Thankfully, there are some quick and easy things you can implement to harden the IPMI service to mitigate these attacks.
First and foremost, if you are not using IPMI for a business function, disable the service. The easiest way to mitigate a vulnerability in any environment is to disable unneeded and unnecessary services.
- Ensure you disable all default accounts (even HP’s). Each user who may access or monitor the service should be provided their own unique count, and the passwords should follow internal password policies (hopefully eight or more characters long and complex).
- Implement access control lists (ACLs) to only allow specific systems to access the IPMI service.

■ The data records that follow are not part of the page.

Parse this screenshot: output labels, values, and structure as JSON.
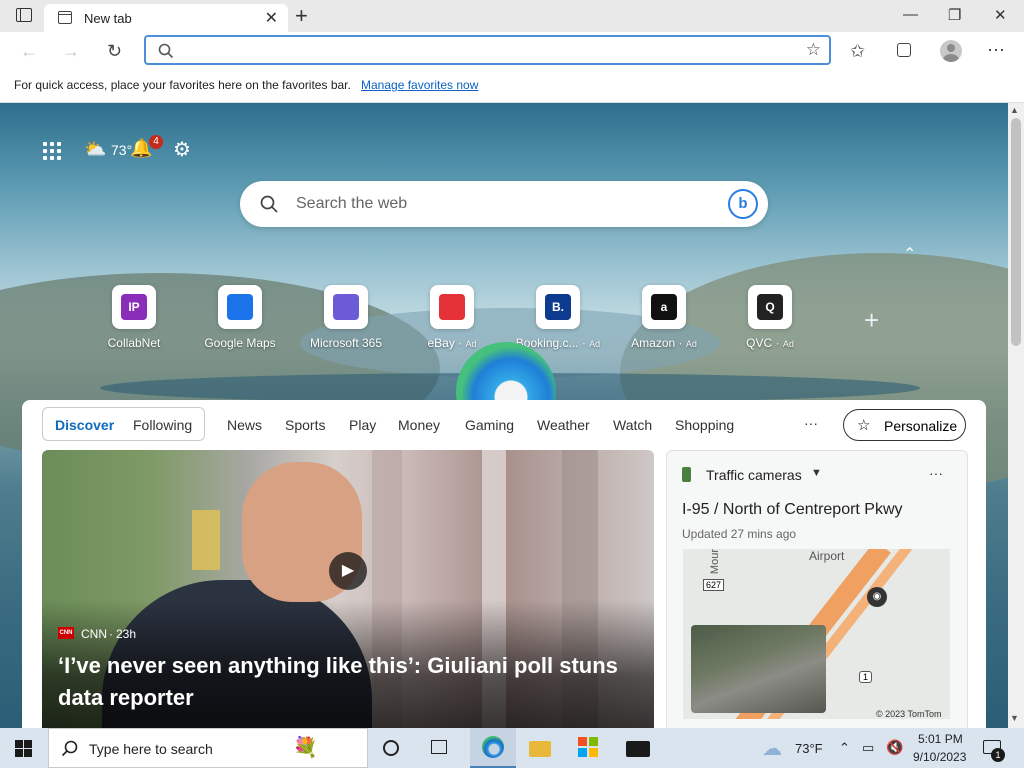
{
  "browser": {
    "tab_title": "New tab",
    "new_tab_symbol": "+",
    "window_controls": {
      "minimize": "—",
      "maximize": "❐",
      "close": "✕"
    },
    "favbar_message": "For quick access, place your favorites here on the favorites bar.",
    "favbar_link": "Manage favorites now"
  },
  "newtab": {
    "weather_temp": "73°",
    "notification_count": "4",
    "search_placeholder": "Search the web",
    "quick_links": [
      {
        "label": "CollabNet",
        "ad": "",
        "icon": "IP",
        "color": "#8a2db8"
      },
      {
        "label": "Google Maps",
        "ad": "",
        "icon": "map-pin",
        "color": "#1a73e8"
      },
      {
        "label": "Microsoft 365",
        "ad": "",
        "icon": "m365",
        "color": "#6b5bd6"
      },
      {
        "label": "eBay",
        "ad": "Ad",
        "icon": "ebay-bag",
        "color": "#e53238"
      },
      {
        "label": "Booking.c...",
        "ad": "Ad",
        "icon": "B.",
        "color": "#0c3b8f"
      },
      {
        "label": "Amazon",
        "ad": "Ad",
        "icon": "a",
        "color": "#111111"
      },
      {
        "label": "QVC",
        "ad": "Ad",
        "icon": "Q",
        "color": "#222222"
      }
    ],
    "add_symbol": "+",
    "collapse_symbol": "⌃"
  },
  "feed": {
    "tabs": [
      "Discover",
      "Following"
    ],
    "nav": [
      "News",
      "Sports",
      "Play",
      "Money",
      "Gaming",
      "Weather",
      "Watch",
      "Shopping"
    ],
    "more": "···",
    "personalize": "Personalize",
    "hero": {
      "source": "CNN",
      "source_logo": "CNN",
      "age": "23h",
      "headline": "‘I’ve never seen anything like this’: Giuliani poll stuns data reporter"
    },
    "traffic": {
      "title": "Traffic cameras",
      "more": "···",
      "road": "I-95 / North of Centreport Pkwy",
      "updated": "Updated 27 mins ago",
      "map_label_airport": "Airport",
      "map_label_road": "Mour",
      "shield_1": "627",
      "shield_2": "1",
      "copyright": "© 2023 TomTom"
    }
  },
  "taskbar": {
    "search_placeholder": "Type here to search",
    "weather": "73°F",
    "time": "5:01 PM",
    "date": "9/10/2023",
    "notif_count": "1"
  },
  "colors": {
    "accent": "#0b62c4",
    "discover": "#0f6cbd"
  }
}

If Bob from accounting does not need to access the IPMI service, block him.
- Disable Cipher Suite Zero bypass. I cannot for the life of me think of a valid business reason to provide unauthenticated access to a network-based service. Should you have one, we recommend including this in any risk assessments and creating a security exception you review on an annual basis to ensure you still have a business requirement and need for the configuration.
Use Penetration Testing to Prevent IPMI Service Vulnerabilities
IPMI is a common service we find within about every enterprise network we test. While the service may seem benign, companies can potentially do a lot of damage if they abuse the service.
While it may not allow a direct foothold into the system or give an attacker local administrator access, you should examine IPMI-based vulnerabilities nonetheless. Penetration testing functions as a proactive defense mechanism, allowing you to detect and rectify your system’s vulnerabilities before hackers can take advantage of them.